Mais tarde, em novo concurso, passou a mala a ser transportada por António Passos, cujo concurso ganhou por saber ler e escrever. Quem não gostou, foi o Chefe dos Correios de Barcelos, pela simpatia que tinha pela Tia Rosa. No dia em que António Passos foi assinar o documento de condutor da mala, o Chefe procurou diminuí-lo, dizendo-lhe na frente das funcionárias: Você é um bocado pequeno. Ao que o Tio Passos prontamente respondeu: Sabe senhor chefe, também Napoleão era pequeno, e deu que coçar ao mundo inteiro. Perante risota geral das funcionárias, o chefe retirou-se humilhado. E quando mensalmente ia receber os cerca de 100$00 do seu trabalho, as mesmas funcionárias brincavam com ele, pela sua rápida resposta ao superior hierárquico. E ele, pela confiança que foi adquirindo, respondia com as graças de circunstância a que a conversa conduzia. Foi o último homem da mala do correio desta freguesia.

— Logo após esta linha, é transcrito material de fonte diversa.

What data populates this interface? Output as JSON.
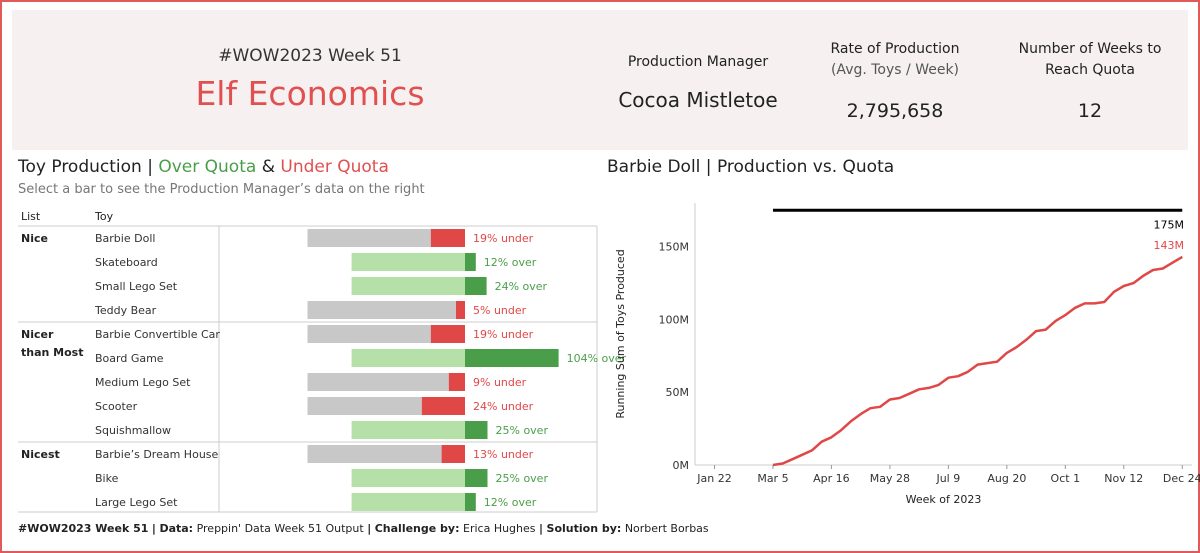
{
  "colors": {
    "over": "#4a9e4a",
    "over_light": "#b5e0a8",
    "under": "#e04848",
    "grey": "#c8c8c8",
    "line": "#e04848",
    "quota": "#000000",
    "frame": "#e05a5a",
    "header_bg": "#f7f0f0"
  },
  "header": {
    "week": "#WOW2023 Week 51",
    "title": "Elf Economics",
    "manager_label": "Production Manager",
    "manager_value": "Cocoa Mistletoe",
    "rate_label": "Rate of Production",
    "rate_sublabel": "(Avg. Toys / Week)",
    "rate_value": "2,795,658",
    "weeks_label_1": "Number of Weeks to",
    "weeks_label_2": "Reach Quota",
    "weeks_value": "12"
  },
  "left": {
    "title_main": "Toy Production",
    "title_sep": "|",
    "title_over": "Over Quota",
    "title_amp": "&",
    "title_under": "Under Quota",
    "subtitle": "Select a bar to see the Production Manager’s data on the right",
    "col_list": "List",
    "col_toy": "Toy"
  },
  "right": {
    "title_toy": "Barbie Doll",
    "title_sep": "|",
    "title_prod": "Production vs.",
    "title_quota": "Quota"
  },
  "footer": {
    "week": "#WOW2023 Week 51",
    "data_label": "Data:",
    "data_value": "Preppin' Data Week 51 Output",
    "challenge_label": "Challenge by:",
    "challenge_value": "Erica Hughes",
    "solution_label": "Solution by:",
    "solution_value": "Norbert Borbas"
  },
  "chart_data": [
    {
      "type": "bar",
      "title": "Toy Production | Over Quota & Under Quota",
      "groups": [
        {
          "list": "Nice",
          "toys": [
            {
              "toy": "Barbie Doll",
              "pct": -19,
              "label": "19% under"
            },
            {
              "toy": "Skateboard",
              "pct": 12,
              "label": "12% over"
            },
            {
              "toy": "Small Lego Set",
              "pct": 24,
              "label": "24% over"
            },
            {
              "toy": "Teddy Bear",
              "pct": -5,
              "label": "5% under"
            }
          ]
        },
        {
          "list": "Nicer than Most",
          "toys": [
            {
              "toy": "Barbie Convertible Car",
              "pct": -19,
              "label": "19% under"
            },
            {
              "toy": "Board Game",
              "pct": 104,
              "label": "104% over"
            },
            {
              "toy": "Medium Lego Set",
              "pct": -9,
              "label": "9% under"
            },
            {
              "toy": "Scooter",
              "pct": -24,
              "label": "24% under"
            },
            {
              "toy": "Squishmallow",
              "pct": 25,
              "label": "25% over"
            }
          ]
        },
        {
          "list": "Nicest",
          "toys": [
            {
              "toy": "Barbie’s Dream House",
              "pct": -13,
              "label": "13% under"
            },
            {
              "toy": "Bike",
              "pct": 25,
              "label": "25% over"
            },
            {
              "toy": "Large Lego Set",
              "pct": 12,
              "label": "12% over"
            }
          ]
        }
      ]
    },
    {
      "type": "line",
      "title": "Barbie Doll | Production vs. Quota",
      "xlabel": "Week of 2023",
      "ylabel": "Running Sum of Toys Produced",
      "ylim": [
        0,
        180
      ],
      "yticks": [
        0,
        50,
        100,
        150
      ],
      "ytick_labels": [
        "0M",
        "50M",
        "100M",
        "150M"
      ],
      "xlim": [
        1,
        52
      ],
      "xticks": [
        3,
        9,
        15,
        21,
        27,
        33,
        39,
        45,
        51
      ],
      "xtick_labels": [
        "Jan 22",
        "Mar 5",
        "Apr 16",
        "May 28",
        "Jul 9",
        "Aug 20",
        "Oct 1",
        "Nov 12",
        "Dec 24"
      ],
      "quota": 175,
      "quota_label": "175M",
      "end_label": "143M",
      "series": [
        {
          "name": "Running Sum of Toys Produced (M)",
          "values": [
            0,
            1,
            4,
            7,
            10,
            16,
            19,
            24,
            30,
            35,
            39,
            40,
            45,
            46,
            49,
            52,
            53,
            55,
            60,
            61,
            64,
            69,
            70,
            71,
            77,
            81,
            86,
            92,
            93,
            99,
            103,
            108,
            111,
            111,
            112,
            119,
            123,
            125,
            130,
            134,
            135,
            139,
            143
          ]
        }
      ]
    }
  ]
}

Era o tempo em que a ambulância postal seguia no comboio movido pelas máquinas a vapor. O volume de correspondência era menor indubitavelmente, mas uma carta que saísse de manhã de Lisboa, chegava cá no mesmo dia. Tenho em meu poder uma nota interna enviada pelo encarregado do posto do correio de Durrães, datada de 11-5-1950, com o seguinte texto:
“Ao Senhor C. dos CTT de Tomar. Tendo chegado a este Posto uma encomenda expedida dessa Estação em 10-5-50, verificou-se que a etiqueta modelo 184 vinha rasgada, tendo desaparecido a parte que devia conter o número. Pedia o favor de o mandar na volta do Correio. A Bem da Nação, Durrães, 11-5-50 O EC1”. Segue a assinatura. No dia seguinte, 12 de Maio, o chefe dos Correios de Tomar respondia o seguinte: “Ao Senhor EC1 de Durrães. Trata-se da encomenda registada sob o número 2523... Tomar, 12- 5-1950”. E no dia seguinte, 13 de Maio, o documento estava novamente em Durrães. Ou seja, saiu na tarde do dia 11, chegou no dia 12 a Tomar e a 13 de manhã estava na origem. O documento tem o carimbo – marca do dia – aposto em cada resposta. Isto leva-nos a perguntar: E hoje? Mesmo com o serviço expresso, chegaria tão rápido?
Antes de terminar, referir que inicialmente havia quatro comboios que transportavam o correio: além dos dois inicialmente mencionados: havia dois especiais, designados Ambulâncias Minho Misto, uma no último comboio que vinha do Porto, e outra no primeiro que seguia para a cidade invicta.
Não pode deixar de ser referido também, que foi graças à influência de Rafael Pires Estrela, funcionário dos Correios, casado com Amélia Deillot, desta freguesia, que o posto de Durrães passou a ter registos e mais tarde encomendas postais.
Depois vieram os carteiros. A correspondência passou a ser entregue nas nossas casas, assim continuando até aos nossos dias.